En 2008, Philippe Delerm publiait déjà, dans la collection "Le goût des mots" qu'il dirige chez Points Seuil, et dont il n'a sûrement pas choisi le nom au hasard, un recueil intitulé Ma grand-mère avait les mêmes, sous-titré Les dessous affriolants des petites phrases. On peut considérer son nouveau livre, Je vais passer pour un vieux con, lequel inaugure le transfert au Seuil de toute la production (pour cinq livres au moins) du très prolifique écrivain, comme un prolongement du précédent, traitant toutefois de domaines plus divers et dans un registre parfois différent.
Malicieux toujours, mais, avançant en âge, un poil mélancolique, Delerm n'en finit pas d'assouvir cette gourmandise pour la langue française qui le porte, vie et oeuvre mêlés. Pour ces mots qui, seuls, ne mentent pas, et ces "petites phrases" qu'on désigne comme "usuelles", presque usées, parce qu'on les emploie chaque jour ou presque, machinalement, sans toujours en connaître les origines ni en maîtriser tous les présupposés. "La maison n'accepte plus les chèques", "Comment il l'a cassé !", "J'étais pas né" et "Vous n'aimez pas l'accordéon ?", entre autres, sont tout sauf des lieux communs anodins.
Alors Maître Delerm, fils d'enseignants et longtemps enseignant lui-même (récemment retraité), reprend du service et nous fait savourer à nouveau les délices de l'explication de texte. Au passage, naturellement, il épingle quelques travers du monde contemporain et des pires de ses habitants : imbéciles, ignares, mufles, goujats, snobs, et autres casse-pieds. Parfois même il s'énerve, perd son flegme de fumeur de pipe un peu baba cool.
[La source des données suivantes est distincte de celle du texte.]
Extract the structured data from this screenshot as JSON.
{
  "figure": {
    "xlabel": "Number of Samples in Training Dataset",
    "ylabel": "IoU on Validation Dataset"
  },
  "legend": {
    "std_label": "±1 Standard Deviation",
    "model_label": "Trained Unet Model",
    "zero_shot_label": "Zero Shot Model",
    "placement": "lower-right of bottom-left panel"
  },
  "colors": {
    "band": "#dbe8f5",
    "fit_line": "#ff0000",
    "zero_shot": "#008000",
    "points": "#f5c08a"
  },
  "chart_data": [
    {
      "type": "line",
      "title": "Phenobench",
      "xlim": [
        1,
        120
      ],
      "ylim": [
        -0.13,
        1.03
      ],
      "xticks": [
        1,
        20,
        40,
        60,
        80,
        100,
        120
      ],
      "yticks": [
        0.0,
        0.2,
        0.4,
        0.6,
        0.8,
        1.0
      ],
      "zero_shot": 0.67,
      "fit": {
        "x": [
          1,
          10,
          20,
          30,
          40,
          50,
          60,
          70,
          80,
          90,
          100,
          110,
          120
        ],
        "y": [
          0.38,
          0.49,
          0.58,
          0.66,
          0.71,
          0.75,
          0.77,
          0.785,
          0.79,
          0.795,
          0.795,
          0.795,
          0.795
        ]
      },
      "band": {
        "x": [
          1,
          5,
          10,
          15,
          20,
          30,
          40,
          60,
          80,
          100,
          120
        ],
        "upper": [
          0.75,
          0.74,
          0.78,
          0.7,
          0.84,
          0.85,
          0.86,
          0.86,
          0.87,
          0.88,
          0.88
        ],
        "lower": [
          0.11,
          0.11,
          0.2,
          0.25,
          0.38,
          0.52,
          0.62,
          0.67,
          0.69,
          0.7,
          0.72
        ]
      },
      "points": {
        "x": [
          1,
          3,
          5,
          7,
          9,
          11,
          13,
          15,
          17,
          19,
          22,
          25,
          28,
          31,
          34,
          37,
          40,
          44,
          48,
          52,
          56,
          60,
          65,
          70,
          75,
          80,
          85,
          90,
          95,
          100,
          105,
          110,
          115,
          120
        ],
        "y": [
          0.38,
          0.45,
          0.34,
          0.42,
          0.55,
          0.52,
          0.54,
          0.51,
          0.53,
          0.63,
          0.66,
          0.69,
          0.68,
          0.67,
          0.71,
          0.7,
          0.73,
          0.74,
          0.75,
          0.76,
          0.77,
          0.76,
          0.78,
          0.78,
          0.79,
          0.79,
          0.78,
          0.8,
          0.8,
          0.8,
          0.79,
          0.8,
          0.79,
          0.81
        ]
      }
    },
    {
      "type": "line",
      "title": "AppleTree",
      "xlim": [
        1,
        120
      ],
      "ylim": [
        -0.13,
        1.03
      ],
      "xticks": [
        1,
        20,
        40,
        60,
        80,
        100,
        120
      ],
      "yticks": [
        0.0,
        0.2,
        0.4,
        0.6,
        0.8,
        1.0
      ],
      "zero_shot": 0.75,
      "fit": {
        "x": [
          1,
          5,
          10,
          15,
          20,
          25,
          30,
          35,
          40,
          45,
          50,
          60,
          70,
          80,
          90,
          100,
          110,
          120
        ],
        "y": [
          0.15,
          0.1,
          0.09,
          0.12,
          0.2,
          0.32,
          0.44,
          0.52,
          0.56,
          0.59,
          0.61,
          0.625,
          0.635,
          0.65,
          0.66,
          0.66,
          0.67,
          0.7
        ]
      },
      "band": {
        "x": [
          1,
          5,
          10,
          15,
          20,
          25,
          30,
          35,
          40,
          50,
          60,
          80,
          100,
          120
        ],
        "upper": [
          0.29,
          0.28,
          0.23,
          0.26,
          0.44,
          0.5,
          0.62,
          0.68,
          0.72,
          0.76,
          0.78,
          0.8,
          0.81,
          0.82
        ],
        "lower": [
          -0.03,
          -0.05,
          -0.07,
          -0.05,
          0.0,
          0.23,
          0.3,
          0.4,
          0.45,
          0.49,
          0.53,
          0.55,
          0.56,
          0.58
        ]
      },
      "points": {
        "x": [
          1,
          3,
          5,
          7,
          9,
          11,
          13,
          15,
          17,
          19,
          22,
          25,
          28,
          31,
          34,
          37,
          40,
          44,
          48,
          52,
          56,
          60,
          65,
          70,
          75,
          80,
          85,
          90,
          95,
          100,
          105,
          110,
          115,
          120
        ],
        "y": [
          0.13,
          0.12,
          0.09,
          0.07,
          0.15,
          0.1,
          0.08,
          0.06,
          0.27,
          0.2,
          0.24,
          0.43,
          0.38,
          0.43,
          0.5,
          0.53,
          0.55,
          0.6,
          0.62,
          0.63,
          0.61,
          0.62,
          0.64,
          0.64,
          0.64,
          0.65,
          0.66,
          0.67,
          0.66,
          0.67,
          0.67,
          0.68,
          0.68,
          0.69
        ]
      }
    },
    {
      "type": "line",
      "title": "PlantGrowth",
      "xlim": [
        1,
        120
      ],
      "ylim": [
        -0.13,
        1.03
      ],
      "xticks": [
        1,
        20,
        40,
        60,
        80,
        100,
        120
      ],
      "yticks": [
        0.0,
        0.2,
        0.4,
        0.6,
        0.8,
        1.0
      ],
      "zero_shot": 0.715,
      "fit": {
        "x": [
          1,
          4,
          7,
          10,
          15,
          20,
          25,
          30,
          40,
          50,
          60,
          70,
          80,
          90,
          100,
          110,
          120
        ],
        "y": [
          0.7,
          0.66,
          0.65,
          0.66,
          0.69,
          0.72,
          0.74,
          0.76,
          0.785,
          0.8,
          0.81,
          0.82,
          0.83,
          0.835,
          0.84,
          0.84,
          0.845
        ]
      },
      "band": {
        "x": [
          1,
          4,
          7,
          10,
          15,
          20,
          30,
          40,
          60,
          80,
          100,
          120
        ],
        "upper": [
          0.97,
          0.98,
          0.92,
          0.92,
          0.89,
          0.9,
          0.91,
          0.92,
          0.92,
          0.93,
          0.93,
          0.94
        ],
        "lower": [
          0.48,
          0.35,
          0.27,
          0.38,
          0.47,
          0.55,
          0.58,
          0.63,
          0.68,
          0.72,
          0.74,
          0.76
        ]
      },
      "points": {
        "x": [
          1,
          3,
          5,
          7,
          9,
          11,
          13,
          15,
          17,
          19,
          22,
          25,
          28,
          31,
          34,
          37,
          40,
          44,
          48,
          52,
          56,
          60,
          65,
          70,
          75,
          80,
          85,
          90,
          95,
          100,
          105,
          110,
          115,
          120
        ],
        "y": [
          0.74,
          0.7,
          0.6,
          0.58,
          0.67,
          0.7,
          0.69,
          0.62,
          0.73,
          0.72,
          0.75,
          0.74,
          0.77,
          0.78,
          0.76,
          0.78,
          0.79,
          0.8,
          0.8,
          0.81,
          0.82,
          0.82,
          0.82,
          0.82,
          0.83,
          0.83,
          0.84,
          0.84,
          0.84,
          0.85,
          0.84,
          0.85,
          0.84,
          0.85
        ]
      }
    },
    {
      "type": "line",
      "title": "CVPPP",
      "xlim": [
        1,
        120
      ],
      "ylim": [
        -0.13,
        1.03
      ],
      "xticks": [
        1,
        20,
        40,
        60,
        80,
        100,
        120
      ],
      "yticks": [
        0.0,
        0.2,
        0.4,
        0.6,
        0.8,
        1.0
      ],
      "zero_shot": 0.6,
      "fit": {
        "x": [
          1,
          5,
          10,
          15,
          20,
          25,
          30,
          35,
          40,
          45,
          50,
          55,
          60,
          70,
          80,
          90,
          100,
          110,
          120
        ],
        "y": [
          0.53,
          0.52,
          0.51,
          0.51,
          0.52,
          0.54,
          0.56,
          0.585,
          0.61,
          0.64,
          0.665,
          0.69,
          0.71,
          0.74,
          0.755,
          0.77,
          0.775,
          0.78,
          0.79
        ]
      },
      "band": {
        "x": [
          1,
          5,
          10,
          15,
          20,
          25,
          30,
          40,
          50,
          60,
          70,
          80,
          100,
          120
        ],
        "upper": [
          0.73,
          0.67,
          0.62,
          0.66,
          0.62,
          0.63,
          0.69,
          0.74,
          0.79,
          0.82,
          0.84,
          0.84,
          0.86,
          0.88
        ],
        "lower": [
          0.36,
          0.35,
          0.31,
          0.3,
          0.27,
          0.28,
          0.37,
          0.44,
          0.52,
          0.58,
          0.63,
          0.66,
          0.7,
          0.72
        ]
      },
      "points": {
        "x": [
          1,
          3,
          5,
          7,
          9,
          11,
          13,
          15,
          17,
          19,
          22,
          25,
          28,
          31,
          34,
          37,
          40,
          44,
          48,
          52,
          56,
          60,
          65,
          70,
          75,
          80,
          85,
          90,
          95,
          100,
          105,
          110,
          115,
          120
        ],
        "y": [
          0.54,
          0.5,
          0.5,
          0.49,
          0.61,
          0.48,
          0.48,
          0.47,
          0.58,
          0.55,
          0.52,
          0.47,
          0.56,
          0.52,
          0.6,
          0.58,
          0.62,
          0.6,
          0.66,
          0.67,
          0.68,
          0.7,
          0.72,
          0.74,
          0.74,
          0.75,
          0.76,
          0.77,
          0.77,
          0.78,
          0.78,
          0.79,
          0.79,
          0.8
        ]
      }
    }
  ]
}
Ainsi, à propos de ce supporteur vautré dans les tribunes de Roland-Garros, et il y en a toujours un, qui se croit obligé, à un moment particulièrement intense de la rencontre et dans le profond silence d'usage, de lancer un "Alleeez" tonitruant et "parfaitement vulgaire". On ne plaisante pas avec le sport : le gêneur est "un petit branleur, plutôt friqué. Un petit con".
Mais en général, Philippe Delerm est un moraliste aimable, qui, au coup de règle sur les doigts de l'élève pris en faute, préfère l'ironie. Il épingle par exemple ces people qui se croient malins, interviewés à la télévision, quand ils déclarent : "Je vais relire Proust." Ou ces auteurs "en promo" qui répondent aux questions des journalistes par un "J'en parle dans le livre" qu'il juge "obscène". Pas question pour cet amoureux de la littérature qu'un écrivain se transforme en "pitoyable commerçant". Il ne doit pas regarder souvent la télé !
"Dans son livre" à lui, ce recueil de 42 petits bijoux impeccablement ciselés, l'auteur a glissé, en incipit et en clausule, deux textes un peu plus graves. Dont "Je ne m'en servirai plus maintenant", l'histoire d'un sénior qui transmet son vélo à un plus jeune, parce qu'il sait qu'il n'a plus la force d'en faire. Tempus fugit. Philippe Delerm, lui, peut être rassuré : il a toujours la verve de ses débuts, et non, il ne passe pas pour un vieux con.